Constant Piguet au Sentier / La Esmeralda, Mexico, Case No. 6174, 54 mm, 124 g, circa 1896
A rare, fine Geneva minute repeating hunting case pocket watch with Westminster carillon Case: 18k gold, polished, à goutte, gold dome, slide for repeating mechanism. Dial: enamel, radial Roman hours, auxiliary seconds, blued spade hands. Movm.: bridge movement, frosted, gilt, 4 hammers, 4 gongs, "Brevet 11948" ("Montre à répétition-carillon à quatre marteaux"), gold screw compensation balance, counterpoised lever.
Westminster Carillon Watches with a carillon minute repeating mechanism are an extremely rare find; there are only very few pieces known today that have Westminster chimes or four hammers. The design was patented as patent no. 11948 on March 20, 1896, by Constant Piguet. The two other makers who were known to have specialized in this type of watch were Eduard JeanRichard and Victorin Piguet and to the best of our knowledge only three tunes were played by the four hammer carillons - Westminster chimes, the Swiss National anthem and God Save the King.

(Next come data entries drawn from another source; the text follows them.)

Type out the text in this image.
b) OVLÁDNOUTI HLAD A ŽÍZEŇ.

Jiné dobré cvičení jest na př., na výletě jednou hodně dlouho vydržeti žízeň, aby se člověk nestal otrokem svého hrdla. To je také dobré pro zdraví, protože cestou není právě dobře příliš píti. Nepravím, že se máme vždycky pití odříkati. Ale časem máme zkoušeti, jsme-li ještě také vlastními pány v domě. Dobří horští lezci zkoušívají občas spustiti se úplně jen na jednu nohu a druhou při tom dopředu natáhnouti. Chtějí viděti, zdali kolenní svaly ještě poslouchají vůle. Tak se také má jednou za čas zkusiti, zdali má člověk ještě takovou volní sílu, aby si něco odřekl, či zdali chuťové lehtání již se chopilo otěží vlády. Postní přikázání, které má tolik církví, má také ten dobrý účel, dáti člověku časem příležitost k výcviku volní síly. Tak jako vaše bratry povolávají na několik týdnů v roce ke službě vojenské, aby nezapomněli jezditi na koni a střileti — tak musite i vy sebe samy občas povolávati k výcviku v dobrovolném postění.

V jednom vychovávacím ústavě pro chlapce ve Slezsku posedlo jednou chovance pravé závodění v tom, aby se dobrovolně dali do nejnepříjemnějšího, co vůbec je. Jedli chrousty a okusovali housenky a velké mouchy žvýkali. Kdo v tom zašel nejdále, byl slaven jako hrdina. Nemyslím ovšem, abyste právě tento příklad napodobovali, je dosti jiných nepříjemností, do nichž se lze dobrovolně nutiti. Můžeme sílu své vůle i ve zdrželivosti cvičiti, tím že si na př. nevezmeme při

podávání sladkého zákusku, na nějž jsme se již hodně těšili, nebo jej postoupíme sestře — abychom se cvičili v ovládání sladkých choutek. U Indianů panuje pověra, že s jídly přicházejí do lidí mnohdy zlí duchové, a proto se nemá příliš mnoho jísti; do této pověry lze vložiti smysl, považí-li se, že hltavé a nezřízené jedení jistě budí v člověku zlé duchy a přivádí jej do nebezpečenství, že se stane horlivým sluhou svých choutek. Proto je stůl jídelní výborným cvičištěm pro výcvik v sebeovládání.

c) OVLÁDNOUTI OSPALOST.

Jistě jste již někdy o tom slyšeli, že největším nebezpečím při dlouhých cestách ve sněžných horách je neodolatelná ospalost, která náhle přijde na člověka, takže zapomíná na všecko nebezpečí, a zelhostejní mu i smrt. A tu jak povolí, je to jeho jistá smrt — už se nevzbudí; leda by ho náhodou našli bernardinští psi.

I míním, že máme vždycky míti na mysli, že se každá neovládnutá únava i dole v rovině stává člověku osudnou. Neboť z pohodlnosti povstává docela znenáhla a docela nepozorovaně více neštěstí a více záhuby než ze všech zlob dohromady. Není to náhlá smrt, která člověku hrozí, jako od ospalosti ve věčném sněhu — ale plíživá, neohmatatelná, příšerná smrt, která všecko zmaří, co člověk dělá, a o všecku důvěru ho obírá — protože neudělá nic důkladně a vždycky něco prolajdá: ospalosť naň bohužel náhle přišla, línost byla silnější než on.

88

To be absolutely correct, the Westminster chimes should actually be called Cambridge Chimes, because they were first used in 1793 at St. Mary's Church in Cambridge. They were co-written by Rev.Dr. Joseph Jowett and Dr. John Randall and the undergraduate student William Crotch, who would later become the first principal of the Royal Academy of Music. Lord Grimthorpe later used the tune for his great bell (nicknamed "Big Ben") of the clock he designed at the north end of the Palace of Westminster. The chimes are supposedly a variation of a phrase from Handel's Messiah.